Wei-min Pan <weimin.pan@oracle.com> writes:
The most likely explanation is that ptrace() (1) does not validate contents
in either address or control register, and (2) uses some default
control values
when setting hardware breakpoints. (2) is the main reason that contents in
control register becomes non-zero after the aarch64_linux_set_debug_regs()
call. BTW the value of 0x1fc in control register is not random but can be
decoded as:
"a watchpoint which is disabled, priv 2, 8-bytes, and of type hw_access"
The test case we got from Jan (in PR 21870) is that parent forks a
child, and read hw debug registers. The parent asserts on some bits of
debug registers read from child process.

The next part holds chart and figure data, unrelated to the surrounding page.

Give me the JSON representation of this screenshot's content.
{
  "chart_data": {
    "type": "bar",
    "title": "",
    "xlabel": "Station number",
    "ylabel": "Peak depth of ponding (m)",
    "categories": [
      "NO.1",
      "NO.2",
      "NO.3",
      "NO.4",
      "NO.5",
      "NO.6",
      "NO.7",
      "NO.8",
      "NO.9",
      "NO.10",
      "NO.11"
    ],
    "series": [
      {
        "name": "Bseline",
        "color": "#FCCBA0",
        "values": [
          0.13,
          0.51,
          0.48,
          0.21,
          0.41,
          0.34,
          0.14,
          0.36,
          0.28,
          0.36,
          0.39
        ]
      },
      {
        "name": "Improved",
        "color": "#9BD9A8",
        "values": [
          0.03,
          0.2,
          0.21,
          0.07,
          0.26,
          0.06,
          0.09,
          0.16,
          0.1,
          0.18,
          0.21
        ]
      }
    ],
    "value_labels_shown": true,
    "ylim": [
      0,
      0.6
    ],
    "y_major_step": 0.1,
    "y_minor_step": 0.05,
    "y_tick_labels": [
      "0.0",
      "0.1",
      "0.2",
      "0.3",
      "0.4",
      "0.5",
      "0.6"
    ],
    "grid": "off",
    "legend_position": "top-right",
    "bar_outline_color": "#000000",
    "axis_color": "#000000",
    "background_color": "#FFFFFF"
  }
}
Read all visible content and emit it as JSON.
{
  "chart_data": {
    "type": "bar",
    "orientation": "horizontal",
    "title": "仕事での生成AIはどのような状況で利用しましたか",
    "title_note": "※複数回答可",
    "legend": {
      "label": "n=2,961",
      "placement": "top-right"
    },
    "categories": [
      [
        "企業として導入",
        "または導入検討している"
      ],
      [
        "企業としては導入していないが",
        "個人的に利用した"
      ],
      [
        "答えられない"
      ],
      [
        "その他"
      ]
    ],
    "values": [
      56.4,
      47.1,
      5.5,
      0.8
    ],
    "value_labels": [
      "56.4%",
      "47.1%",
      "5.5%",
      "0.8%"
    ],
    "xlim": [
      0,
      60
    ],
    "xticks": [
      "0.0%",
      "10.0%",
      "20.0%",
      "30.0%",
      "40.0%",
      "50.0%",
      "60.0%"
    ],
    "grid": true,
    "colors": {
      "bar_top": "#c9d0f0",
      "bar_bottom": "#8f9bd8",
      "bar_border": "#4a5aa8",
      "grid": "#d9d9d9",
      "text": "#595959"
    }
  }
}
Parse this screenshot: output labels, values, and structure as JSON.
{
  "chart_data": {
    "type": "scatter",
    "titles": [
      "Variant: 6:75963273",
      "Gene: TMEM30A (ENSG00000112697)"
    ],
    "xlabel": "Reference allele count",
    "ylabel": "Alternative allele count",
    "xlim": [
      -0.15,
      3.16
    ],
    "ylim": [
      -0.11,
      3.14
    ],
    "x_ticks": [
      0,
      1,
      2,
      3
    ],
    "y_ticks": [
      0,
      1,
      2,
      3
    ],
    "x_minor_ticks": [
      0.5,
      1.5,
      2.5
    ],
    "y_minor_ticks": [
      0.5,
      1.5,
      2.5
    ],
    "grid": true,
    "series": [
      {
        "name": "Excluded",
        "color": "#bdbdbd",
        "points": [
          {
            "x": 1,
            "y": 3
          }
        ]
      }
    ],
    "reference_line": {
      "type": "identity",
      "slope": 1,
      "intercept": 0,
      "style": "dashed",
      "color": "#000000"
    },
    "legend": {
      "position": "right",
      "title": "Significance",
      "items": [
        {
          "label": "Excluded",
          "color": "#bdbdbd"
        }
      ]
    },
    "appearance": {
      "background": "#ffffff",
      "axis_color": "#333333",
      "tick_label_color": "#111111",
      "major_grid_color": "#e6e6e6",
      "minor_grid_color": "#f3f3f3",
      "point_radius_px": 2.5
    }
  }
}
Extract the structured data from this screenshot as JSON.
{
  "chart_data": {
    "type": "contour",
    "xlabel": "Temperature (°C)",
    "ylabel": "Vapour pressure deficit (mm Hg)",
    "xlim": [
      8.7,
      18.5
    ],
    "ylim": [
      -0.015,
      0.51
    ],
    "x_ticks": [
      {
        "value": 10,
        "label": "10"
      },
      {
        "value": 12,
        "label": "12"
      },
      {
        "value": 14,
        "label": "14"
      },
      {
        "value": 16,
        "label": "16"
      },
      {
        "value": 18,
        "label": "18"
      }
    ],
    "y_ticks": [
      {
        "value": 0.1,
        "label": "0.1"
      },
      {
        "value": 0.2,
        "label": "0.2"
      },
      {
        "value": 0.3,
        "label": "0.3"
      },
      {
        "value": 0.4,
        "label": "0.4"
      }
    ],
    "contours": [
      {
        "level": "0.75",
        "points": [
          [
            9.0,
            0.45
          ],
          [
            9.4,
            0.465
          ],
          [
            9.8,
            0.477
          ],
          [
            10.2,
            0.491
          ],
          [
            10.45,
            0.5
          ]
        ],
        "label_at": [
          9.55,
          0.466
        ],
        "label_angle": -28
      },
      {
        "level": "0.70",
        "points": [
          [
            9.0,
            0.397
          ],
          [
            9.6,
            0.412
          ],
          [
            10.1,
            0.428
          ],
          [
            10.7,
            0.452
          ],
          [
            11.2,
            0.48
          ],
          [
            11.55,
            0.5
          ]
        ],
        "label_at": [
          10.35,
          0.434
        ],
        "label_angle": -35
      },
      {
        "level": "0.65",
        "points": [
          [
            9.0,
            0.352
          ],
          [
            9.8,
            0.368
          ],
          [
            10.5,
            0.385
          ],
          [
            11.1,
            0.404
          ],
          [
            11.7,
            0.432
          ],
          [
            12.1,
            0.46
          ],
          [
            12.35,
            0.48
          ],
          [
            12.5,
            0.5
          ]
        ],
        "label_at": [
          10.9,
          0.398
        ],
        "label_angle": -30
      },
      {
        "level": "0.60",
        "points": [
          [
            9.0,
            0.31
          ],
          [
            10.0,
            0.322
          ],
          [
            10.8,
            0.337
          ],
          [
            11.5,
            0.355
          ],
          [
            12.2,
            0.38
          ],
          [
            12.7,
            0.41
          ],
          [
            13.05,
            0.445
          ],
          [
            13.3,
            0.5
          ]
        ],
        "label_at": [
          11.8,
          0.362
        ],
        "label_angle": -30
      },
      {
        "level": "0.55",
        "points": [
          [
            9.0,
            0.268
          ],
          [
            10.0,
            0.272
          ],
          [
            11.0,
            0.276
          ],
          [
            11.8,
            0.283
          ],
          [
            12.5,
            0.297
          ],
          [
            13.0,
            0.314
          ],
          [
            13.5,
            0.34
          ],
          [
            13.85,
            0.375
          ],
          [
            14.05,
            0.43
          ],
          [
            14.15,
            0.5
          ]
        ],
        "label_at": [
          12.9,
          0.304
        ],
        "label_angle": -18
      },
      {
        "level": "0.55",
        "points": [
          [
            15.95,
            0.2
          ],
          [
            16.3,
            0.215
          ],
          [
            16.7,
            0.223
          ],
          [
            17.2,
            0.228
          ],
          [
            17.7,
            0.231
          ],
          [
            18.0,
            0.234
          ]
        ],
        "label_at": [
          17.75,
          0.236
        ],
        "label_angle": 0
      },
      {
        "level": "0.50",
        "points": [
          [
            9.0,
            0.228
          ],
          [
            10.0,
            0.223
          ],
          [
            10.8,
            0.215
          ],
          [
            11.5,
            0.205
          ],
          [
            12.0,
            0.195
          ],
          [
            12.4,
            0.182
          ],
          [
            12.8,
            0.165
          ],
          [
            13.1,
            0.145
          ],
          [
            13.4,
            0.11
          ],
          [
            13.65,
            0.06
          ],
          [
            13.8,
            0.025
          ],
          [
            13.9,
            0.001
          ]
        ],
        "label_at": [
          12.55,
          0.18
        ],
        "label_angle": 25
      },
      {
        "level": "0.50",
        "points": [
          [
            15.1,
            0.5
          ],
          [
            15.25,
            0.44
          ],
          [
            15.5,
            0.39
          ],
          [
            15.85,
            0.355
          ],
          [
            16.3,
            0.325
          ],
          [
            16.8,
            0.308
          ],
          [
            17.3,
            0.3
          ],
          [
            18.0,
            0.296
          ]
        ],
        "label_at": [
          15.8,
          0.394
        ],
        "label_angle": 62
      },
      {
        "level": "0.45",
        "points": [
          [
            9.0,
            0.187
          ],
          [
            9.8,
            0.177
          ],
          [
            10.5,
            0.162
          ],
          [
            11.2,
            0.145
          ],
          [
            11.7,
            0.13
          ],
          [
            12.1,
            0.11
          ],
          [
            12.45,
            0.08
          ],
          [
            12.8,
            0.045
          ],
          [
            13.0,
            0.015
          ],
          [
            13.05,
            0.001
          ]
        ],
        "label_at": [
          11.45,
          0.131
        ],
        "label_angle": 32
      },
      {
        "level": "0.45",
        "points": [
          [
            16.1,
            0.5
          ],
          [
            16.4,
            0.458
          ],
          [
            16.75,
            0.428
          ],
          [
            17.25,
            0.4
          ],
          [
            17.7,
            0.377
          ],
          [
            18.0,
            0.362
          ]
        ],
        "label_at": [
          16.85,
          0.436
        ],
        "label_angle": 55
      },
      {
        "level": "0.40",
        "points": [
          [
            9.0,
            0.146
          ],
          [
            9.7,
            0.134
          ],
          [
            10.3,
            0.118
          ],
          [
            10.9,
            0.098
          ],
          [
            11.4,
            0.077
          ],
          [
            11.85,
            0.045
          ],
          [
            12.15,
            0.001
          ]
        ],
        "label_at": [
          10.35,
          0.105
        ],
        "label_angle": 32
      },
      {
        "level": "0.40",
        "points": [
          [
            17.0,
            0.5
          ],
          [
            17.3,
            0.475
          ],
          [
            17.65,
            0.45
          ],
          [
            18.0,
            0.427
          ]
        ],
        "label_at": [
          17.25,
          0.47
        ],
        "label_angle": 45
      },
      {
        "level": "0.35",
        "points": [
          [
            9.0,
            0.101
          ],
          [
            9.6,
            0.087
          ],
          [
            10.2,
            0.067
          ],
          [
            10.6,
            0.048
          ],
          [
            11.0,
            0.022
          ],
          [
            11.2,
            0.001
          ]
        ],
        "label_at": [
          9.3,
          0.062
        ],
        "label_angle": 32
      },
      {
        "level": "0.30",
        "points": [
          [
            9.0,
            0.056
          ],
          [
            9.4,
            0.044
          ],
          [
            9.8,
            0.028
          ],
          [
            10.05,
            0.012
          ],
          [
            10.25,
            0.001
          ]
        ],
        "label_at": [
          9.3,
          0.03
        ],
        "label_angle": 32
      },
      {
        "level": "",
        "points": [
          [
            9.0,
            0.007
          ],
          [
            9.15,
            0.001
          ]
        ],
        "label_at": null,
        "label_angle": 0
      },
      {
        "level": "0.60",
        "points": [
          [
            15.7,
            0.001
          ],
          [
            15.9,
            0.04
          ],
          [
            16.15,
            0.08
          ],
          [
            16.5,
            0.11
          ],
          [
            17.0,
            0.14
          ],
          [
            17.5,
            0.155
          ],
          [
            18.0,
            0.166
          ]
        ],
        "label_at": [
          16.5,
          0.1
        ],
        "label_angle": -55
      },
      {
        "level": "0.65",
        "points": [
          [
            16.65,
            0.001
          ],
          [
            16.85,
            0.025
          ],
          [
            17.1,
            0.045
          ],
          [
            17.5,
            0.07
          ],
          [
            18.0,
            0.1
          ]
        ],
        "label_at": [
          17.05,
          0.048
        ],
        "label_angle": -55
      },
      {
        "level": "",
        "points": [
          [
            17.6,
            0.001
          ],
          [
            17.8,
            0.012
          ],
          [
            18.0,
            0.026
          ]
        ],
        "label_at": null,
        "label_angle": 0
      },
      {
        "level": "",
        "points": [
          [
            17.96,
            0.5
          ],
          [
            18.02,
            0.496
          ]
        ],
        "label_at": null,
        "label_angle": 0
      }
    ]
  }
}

They are zero when the program
runs standalone, but they aren't zero after it runs within GDB. When it
runs in GDB, GDB is the grand-parent, in default, follow-fork-mode is
parent, and detach-on-fork is on, IOW, GDB (as a grandparent) only
attaches to the parent process, and leaves the child process run
freely. Then, the parent process reads some "unexpected" value from
child process, why is it a bug in the grandparent process?
Secondly, why is it valid to expect 'length' is zero when the debug
register is disabled?
assert (DR_CONTROL_LENGTH (dreg_state.dbg_regs[0].ctrl) == 0);
GDB thinks if debug register is disabled, then, it can be used. Now,
the observation is that when a debug register is disabled, the 'length'
can be different values in case that the process has tracer grandparent
or not. We may need to look into Linux kernel.